You did an Off Broadway play, Through a Glass Darkly, in which you were
also nude.
No, I was topless in the play. In the script, she was naked, but I
dreaded the idea of being naked onstage. When I’ve seen plays with
actors who are nude, I’ve always thought, Gosh, that actor’s naked. I
wonder how they feel about being naked. Then two minutes later, you fall
back into the play. Through a Glass Darkly is not very long, and I
didn’t want the audience to stop and think, Oh, she’s naked—I wonder if
she feels funny. So we modified it.
You sing in Shame. That seems scarier to me than being naked.
I’ve never sung in a movie before. The point wasn’t really that Sissy
was a great singer—it was more that she attracted people. I sing “New
York, New York” in the film, and Steve wanted it live. We did 15
takes—because every time I made a mistake or my voice fell out of tune
or I lost my breath, we’d have to cut, and Steve wanted to do the whole
thing in one go. At one point he wanted Sissy to sing something else and
asked me to make up a song. He said, “You’re an artist, aren’t you? We
can’t afford the rights to a famous song, so make one up.” I was walking
around the room thinking, How do you write a song?! Eventually I made up
this really bluesy song and sang two lines.
See, you’re an artist!
A bullshit artist [laughs].
Were you theatrical as a child?
Somewhat. I would put my earphones on and sing along to soundtracks of
musicals like Les Misérables. I’d act it out in the mirror and cry. When
I was 11 or 12, I asked my parents about going to a performing arts
school, and they said no. Although I did audition to be a presenter on a
TV show called Dig It.
Really?
Yeah, the producers invited 3,000 kids to audition. They put you in a
big inflatable chair, and you had to talk for a minute about something.

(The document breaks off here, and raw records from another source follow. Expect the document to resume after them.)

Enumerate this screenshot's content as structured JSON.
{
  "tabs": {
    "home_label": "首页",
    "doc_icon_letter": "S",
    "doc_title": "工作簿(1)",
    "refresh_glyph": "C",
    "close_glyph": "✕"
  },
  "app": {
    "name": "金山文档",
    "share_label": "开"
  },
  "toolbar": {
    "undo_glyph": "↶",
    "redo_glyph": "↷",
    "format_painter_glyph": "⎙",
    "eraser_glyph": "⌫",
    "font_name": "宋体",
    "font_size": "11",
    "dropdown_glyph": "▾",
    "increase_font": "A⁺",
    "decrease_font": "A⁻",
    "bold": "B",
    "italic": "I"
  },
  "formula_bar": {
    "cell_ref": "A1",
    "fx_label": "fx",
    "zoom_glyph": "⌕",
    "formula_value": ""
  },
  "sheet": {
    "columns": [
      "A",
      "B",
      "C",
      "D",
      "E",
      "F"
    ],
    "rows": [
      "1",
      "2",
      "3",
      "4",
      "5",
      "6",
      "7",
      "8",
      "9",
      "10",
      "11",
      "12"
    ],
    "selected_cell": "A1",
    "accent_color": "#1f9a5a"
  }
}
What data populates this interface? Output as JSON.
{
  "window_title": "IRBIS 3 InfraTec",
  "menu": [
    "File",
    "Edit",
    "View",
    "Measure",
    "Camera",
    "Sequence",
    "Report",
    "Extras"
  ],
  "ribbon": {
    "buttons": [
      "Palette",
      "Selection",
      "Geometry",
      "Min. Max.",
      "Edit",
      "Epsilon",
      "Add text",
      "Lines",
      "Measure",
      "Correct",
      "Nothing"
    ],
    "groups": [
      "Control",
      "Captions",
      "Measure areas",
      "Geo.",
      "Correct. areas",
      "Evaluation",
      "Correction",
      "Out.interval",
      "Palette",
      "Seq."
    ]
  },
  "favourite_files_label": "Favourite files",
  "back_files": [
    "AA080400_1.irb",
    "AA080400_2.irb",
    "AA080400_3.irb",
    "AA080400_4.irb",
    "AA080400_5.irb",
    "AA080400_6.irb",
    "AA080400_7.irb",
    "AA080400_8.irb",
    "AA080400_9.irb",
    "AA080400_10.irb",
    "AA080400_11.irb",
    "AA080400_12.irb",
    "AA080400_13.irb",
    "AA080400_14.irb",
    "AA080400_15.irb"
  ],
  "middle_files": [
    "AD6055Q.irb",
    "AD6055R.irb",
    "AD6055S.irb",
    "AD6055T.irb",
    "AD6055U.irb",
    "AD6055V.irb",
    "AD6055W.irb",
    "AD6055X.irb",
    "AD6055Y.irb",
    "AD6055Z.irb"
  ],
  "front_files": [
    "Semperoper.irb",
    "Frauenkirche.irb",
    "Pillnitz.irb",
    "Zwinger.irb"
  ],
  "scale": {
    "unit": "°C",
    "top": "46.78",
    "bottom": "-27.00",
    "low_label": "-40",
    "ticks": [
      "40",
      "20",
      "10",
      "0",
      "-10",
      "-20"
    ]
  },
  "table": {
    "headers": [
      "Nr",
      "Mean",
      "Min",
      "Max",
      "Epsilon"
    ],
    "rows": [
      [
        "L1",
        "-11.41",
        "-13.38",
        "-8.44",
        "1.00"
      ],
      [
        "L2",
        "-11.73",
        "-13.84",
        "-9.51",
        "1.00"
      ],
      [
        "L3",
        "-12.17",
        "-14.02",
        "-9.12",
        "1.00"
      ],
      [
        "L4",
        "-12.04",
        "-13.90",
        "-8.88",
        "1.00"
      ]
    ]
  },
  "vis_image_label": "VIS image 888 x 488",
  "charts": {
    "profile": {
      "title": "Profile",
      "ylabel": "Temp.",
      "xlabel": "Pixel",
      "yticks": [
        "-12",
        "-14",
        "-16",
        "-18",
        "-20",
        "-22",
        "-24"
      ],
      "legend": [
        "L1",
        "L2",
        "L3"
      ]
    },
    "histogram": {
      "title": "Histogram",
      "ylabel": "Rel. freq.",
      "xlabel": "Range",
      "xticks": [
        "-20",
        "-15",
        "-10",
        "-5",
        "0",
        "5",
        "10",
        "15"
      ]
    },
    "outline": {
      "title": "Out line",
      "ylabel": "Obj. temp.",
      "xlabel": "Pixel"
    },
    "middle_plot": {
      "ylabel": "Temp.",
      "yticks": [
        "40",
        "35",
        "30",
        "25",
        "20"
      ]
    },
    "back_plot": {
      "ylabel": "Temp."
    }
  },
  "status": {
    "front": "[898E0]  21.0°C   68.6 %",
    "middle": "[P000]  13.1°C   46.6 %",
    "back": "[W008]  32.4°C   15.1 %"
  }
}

They said, “Pick any topic.” I talked about my guinea pig, and it was
awful. I got 20 seconds in, and then I had nothing left to say, so I
just sat there. For some reason, I was still really shocked that I
didn’t get the job. Even though I knew I’d been terrible, I thought they
might have seen something in me that they could work with.
You had innate optimism.
I did. I thought it was all fate. I thought: I’m here for a reason.